# 55 gallon tank filters



## NPMIKOLE (Mar 17, 2011)

so i just got a 55 gallon tank and i am setting it up for freshwater. right now i have 1 dragon goby, 1 pleco, 2 lace catfish and 2 pictus catfish. i was wondering if having 2 filters on it would be bad. i was going to get 2 of the marineland biowheels. the ones that have 2 wheels on them. the filters are rated for a 55 to 75 gallon tank i think but i wasnt sure if overfiltering was bad. thanks for your input


----------



## nasomi (Apr 20, 2011)

I have an aquaclear 500, marineland 350, and marineland 400. The difference is night and day. The marinelands do the job, but not like the aquaclear. The water is crystal clear with the AC, marinelands there's... stuff? It's not nearly the same. Aquaclear is touted as the best bio filter on the market.


----------



## NPMIKOLE (Mar 17, 2011)

thats good to know. i havnt seen that brand any where in my town. i live in lincoln nebraska and we only have 5 places to get fish. walmart, petsmart, petco, and 2 little fish stores one of which i wouldnt suggest any one buy anything from that store. and the other is a tiny little family owned store. and from what i have gathered marineland is the best i can get around here without ordering online. but back to the orignal question would 2 marineland biowheels that are both rated for a 55 to 75 gallon tank be to much?


----------



## nasomi (Apr 20, 2011)

I'd say no. The AC110 is rated for 110gal, but I would not use it as a sole filter on a 110gal, I would say it's max size is 75gal. I know someone using 2x AC110's on a 72gal. It depends on how many fish you have whether you need it or not, but it certainly can't hurt. What series marineland is it?


----------



## BBradbury (Apr 22, 2011)

Hello NP. I don't think it's possible to over filter your tank water. Especially at your tank's early stages. The Aqua Clear Power Filters are all I use and I have several 55 G tanks. I've found well planted tanks don't require as much water filtration as a less planted tank does. Obviously, the plants do their share of filtering the tank water.
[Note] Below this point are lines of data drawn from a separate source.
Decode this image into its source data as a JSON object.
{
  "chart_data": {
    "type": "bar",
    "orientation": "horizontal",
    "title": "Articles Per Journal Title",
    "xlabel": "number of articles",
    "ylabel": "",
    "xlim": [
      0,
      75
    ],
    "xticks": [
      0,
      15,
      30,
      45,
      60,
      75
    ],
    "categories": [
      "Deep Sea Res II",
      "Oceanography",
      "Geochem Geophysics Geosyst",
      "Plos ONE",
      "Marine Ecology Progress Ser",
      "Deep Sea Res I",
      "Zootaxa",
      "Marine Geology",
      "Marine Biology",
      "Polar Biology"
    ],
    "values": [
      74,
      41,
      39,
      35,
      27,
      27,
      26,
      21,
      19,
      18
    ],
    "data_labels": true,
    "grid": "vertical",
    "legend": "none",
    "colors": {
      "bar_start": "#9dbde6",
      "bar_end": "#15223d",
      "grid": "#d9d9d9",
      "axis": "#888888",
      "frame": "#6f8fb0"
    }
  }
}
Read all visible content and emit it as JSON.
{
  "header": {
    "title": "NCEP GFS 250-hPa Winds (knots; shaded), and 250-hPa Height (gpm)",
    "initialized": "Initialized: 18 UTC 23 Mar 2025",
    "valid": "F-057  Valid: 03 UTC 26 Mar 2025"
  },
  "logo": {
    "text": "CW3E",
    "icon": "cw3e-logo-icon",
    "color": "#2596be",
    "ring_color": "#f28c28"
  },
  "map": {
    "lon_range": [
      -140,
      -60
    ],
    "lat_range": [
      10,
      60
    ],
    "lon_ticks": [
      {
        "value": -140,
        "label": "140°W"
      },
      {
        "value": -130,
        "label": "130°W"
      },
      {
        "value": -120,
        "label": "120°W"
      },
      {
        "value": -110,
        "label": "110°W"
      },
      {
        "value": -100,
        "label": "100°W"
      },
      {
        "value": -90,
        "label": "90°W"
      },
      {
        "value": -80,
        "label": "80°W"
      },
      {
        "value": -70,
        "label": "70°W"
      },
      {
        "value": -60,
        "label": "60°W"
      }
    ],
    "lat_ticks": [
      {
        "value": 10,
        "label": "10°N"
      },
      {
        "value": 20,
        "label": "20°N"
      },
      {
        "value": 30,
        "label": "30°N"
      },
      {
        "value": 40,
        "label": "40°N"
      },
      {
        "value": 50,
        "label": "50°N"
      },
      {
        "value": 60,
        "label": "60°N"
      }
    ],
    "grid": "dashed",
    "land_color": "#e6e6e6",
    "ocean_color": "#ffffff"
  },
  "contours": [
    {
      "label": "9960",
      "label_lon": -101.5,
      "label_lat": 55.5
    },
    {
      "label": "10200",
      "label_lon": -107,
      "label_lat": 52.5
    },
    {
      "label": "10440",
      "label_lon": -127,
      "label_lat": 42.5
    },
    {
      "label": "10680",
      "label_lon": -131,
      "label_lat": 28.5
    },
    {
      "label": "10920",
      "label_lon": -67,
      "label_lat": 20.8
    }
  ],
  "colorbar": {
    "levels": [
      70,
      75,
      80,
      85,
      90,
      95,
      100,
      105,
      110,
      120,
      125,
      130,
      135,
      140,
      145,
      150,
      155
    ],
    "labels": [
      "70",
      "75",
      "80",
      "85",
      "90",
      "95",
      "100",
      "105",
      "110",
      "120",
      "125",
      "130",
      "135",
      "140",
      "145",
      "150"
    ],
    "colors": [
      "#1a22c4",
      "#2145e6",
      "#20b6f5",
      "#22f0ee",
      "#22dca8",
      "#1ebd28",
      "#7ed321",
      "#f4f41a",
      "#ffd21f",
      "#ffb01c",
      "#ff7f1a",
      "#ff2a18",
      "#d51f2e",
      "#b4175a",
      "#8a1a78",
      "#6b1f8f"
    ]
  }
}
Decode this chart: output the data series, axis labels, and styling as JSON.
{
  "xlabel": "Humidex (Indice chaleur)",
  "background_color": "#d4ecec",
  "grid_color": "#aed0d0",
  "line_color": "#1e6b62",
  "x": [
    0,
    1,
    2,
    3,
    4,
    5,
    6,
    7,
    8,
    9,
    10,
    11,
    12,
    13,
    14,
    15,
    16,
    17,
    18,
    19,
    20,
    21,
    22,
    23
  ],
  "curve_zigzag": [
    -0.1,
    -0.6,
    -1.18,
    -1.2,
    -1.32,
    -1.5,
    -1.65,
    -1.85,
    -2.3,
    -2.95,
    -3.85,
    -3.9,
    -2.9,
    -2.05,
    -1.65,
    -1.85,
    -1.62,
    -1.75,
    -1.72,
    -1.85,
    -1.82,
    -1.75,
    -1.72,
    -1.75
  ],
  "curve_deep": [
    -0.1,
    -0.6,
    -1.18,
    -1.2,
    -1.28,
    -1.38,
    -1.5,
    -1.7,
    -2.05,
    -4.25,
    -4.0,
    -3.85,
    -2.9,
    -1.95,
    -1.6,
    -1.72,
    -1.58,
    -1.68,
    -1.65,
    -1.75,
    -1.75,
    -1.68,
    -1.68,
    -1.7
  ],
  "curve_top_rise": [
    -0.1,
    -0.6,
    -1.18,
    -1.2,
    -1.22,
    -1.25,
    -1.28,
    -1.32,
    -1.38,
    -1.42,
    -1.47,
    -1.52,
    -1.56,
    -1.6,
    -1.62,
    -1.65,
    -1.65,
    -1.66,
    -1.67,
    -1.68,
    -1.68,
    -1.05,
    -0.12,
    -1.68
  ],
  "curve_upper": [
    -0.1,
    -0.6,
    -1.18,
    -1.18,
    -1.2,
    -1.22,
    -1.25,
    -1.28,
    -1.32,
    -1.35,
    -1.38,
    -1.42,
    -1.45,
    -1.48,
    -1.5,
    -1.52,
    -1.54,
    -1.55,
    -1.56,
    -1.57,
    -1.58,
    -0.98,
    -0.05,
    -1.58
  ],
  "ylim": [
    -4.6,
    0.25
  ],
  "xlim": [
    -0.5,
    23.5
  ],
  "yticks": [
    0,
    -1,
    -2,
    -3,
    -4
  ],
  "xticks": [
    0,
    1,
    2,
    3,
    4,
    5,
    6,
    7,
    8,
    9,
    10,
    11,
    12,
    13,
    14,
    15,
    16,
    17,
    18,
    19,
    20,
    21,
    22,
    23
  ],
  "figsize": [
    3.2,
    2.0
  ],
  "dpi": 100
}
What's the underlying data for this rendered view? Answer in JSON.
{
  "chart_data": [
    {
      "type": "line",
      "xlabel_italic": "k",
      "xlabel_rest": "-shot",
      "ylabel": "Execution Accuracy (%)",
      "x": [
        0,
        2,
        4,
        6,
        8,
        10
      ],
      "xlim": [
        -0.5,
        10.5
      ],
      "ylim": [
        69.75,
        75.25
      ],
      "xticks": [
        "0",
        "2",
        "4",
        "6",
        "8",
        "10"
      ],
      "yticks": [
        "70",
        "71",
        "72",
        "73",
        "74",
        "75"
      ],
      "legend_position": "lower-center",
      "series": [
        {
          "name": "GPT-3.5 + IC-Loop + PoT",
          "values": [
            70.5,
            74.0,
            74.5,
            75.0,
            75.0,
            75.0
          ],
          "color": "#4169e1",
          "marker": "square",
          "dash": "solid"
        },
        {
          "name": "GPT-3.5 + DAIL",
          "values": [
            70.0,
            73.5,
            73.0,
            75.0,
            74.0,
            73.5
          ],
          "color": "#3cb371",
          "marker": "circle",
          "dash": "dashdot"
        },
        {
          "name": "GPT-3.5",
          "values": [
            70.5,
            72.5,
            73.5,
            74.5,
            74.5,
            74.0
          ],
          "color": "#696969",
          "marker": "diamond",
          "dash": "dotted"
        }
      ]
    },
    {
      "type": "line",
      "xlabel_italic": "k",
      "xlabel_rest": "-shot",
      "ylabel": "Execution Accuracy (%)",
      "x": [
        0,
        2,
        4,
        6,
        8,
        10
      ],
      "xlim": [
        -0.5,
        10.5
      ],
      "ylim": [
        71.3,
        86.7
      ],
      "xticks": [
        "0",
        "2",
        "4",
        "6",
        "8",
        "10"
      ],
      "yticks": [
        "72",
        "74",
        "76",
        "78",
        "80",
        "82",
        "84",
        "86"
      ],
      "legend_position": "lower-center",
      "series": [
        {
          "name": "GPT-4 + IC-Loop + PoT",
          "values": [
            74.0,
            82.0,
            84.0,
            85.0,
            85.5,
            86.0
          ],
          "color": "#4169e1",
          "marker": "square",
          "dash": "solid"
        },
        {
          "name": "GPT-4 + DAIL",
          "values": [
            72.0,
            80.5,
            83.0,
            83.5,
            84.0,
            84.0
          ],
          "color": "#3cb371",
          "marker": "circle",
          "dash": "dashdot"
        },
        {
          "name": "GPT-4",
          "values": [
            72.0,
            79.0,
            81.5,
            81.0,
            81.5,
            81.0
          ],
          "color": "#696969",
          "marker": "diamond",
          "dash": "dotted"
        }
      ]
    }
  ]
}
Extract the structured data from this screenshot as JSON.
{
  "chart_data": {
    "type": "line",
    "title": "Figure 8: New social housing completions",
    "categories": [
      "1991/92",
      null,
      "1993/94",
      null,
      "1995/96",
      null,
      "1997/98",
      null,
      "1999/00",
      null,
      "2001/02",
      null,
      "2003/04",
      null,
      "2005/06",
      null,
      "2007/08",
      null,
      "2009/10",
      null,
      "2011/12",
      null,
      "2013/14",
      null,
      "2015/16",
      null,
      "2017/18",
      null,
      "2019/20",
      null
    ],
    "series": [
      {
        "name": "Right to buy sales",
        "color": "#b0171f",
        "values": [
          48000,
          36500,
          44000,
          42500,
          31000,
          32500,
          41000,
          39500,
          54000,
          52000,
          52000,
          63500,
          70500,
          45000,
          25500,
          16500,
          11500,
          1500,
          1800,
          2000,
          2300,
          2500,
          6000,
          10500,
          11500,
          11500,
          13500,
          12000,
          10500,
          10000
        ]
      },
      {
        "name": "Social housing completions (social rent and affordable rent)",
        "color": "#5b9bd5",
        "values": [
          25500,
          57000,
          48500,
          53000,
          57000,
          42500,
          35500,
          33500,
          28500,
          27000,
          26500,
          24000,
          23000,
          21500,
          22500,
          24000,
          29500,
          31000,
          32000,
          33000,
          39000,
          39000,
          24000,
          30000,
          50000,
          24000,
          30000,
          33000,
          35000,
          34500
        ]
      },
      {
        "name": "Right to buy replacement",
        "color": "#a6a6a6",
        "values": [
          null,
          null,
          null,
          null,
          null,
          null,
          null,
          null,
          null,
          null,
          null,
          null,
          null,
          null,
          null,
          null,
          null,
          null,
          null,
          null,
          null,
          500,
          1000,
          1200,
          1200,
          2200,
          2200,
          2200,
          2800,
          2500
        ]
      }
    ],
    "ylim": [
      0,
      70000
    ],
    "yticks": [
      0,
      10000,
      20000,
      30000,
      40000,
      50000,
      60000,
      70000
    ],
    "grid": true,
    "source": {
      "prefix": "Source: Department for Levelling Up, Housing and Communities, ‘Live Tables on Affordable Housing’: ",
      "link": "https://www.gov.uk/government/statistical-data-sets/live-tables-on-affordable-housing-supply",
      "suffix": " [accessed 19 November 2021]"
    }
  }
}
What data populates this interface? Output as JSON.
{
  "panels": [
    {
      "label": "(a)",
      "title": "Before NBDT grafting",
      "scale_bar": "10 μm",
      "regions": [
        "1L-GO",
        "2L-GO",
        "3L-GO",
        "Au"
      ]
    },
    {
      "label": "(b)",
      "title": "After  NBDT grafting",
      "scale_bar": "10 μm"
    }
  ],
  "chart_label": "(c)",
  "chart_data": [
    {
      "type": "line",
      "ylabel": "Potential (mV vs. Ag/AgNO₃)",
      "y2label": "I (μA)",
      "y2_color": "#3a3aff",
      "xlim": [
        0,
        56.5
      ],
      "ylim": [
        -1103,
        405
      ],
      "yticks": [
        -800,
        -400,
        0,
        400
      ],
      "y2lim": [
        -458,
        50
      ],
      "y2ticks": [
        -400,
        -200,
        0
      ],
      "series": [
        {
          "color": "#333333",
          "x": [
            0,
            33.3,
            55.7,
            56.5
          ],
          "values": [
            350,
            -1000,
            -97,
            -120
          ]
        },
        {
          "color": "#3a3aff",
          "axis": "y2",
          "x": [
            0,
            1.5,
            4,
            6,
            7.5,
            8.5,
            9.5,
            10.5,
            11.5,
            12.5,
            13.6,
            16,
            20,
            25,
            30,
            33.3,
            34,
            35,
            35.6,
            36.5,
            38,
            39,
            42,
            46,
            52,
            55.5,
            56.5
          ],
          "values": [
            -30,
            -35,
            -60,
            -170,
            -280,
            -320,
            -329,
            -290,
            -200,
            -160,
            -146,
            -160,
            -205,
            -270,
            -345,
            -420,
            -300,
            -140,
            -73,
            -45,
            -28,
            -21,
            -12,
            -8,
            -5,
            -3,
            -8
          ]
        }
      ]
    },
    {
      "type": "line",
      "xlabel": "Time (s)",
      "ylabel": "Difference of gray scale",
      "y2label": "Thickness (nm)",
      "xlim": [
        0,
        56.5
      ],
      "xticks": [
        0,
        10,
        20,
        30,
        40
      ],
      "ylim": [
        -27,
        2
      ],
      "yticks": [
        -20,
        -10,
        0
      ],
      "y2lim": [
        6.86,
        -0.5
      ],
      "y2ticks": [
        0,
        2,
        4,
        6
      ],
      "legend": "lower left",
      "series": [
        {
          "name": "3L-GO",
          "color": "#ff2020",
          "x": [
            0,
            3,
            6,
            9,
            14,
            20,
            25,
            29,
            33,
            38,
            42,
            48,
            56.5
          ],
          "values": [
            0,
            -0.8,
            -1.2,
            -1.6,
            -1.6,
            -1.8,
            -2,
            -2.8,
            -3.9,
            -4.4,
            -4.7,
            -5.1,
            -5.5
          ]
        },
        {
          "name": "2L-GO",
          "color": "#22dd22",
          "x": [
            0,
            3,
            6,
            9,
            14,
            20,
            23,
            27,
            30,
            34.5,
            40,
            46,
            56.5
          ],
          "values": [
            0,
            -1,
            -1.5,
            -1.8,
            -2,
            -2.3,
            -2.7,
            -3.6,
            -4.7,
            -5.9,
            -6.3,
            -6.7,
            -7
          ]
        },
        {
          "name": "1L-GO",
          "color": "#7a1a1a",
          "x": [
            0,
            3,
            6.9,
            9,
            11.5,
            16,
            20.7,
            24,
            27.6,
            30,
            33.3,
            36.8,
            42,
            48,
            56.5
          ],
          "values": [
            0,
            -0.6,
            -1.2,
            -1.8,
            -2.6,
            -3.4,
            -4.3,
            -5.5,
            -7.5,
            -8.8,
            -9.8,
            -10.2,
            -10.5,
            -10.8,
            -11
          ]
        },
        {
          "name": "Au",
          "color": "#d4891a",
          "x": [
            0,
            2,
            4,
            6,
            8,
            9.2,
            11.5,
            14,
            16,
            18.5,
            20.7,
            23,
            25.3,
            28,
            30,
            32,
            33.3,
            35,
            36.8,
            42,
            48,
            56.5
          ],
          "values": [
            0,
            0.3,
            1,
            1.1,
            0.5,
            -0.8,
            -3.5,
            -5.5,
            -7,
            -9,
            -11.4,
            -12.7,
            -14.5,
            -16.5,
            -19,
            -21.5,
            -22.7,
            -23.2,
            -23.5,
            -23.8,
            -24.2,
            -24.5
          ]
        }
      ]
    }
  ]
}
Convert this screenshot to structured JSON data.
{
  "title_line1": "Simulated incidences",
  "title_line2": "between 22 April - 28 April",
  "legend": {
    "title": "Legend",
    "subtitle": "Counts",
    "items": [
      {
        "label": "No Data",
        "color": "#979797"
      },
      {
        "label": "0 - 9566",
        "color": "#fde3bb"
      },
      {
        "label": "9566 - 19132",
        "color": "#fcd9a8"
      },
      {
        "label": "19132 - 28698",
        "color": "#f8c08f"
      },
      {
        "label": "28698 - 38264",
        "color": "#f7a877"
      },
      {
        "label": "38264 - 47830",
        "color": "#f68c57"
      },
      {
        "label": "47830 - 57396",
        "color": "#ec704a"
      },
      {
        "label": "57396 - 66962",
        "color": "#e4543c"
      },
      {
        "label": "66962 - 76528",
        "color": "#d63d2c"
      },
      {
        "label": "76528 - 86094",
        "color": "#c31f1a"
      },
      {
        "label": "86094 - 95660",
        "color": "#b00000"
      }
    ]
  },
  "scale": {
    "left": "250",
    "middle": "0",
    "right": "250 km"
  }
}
When I first set up my 55s, I used Aqua Clear 70s. As my plants have grown, I currently use Aqua Clear 50s and my tank water was fine the last time I tested it. I do 50 percent water changes about once per month, but believe the tanks could go much longer with no problem.

BBradbury


----------



## rtbob (Jul 18, 2010)

Petsmart should have Aquaclear filters. Two AC 70's would work great on a 55. It is actually best to have two filters running so you can stagger the cleaning between the two. Also if one quits working you have a backup running.

The two Biowheel filters will not be to much for your 55g.


----------



## jrman83 (Jul 9, 2010)

I thought the AC filters were one of the most available filters out there. Petsmart and Petco usually have all models where I am. Bio wheels can be a hassle if you have issues with how they are spinning. I have heard people mentioning issues with keeping them going the older they get. Two would be a good idea with or without heavy planting. If you can't over filter then why not have as much filtration as possible, IMO.


----------



## inaspin (May 3, 2011)

How bout Canister filter? I just got one it has 370 gph output with 3 trays to add bioballs an such. This model I bought also has a built in UV bulb The filter brand is "Perfect". Seems to be built well I am looking forward to trying it out.


----------



## NPMIKOLE (Mar 17, 2011)

so i got a marine land emperor 400 rated for a 90 gallon and a marineland penguin 200 rated for a 30 to 55 gallon, i think that oughtta do it ya think


----------



## ReStart (Jan 3, 2011)

I'd go with a cannister and a HOT. I got the 55 kit (actually 50 by demensions) and used the HOT but then got a Plen Plax Cascade 1000 for my Cichlids. Crystal clear.


----------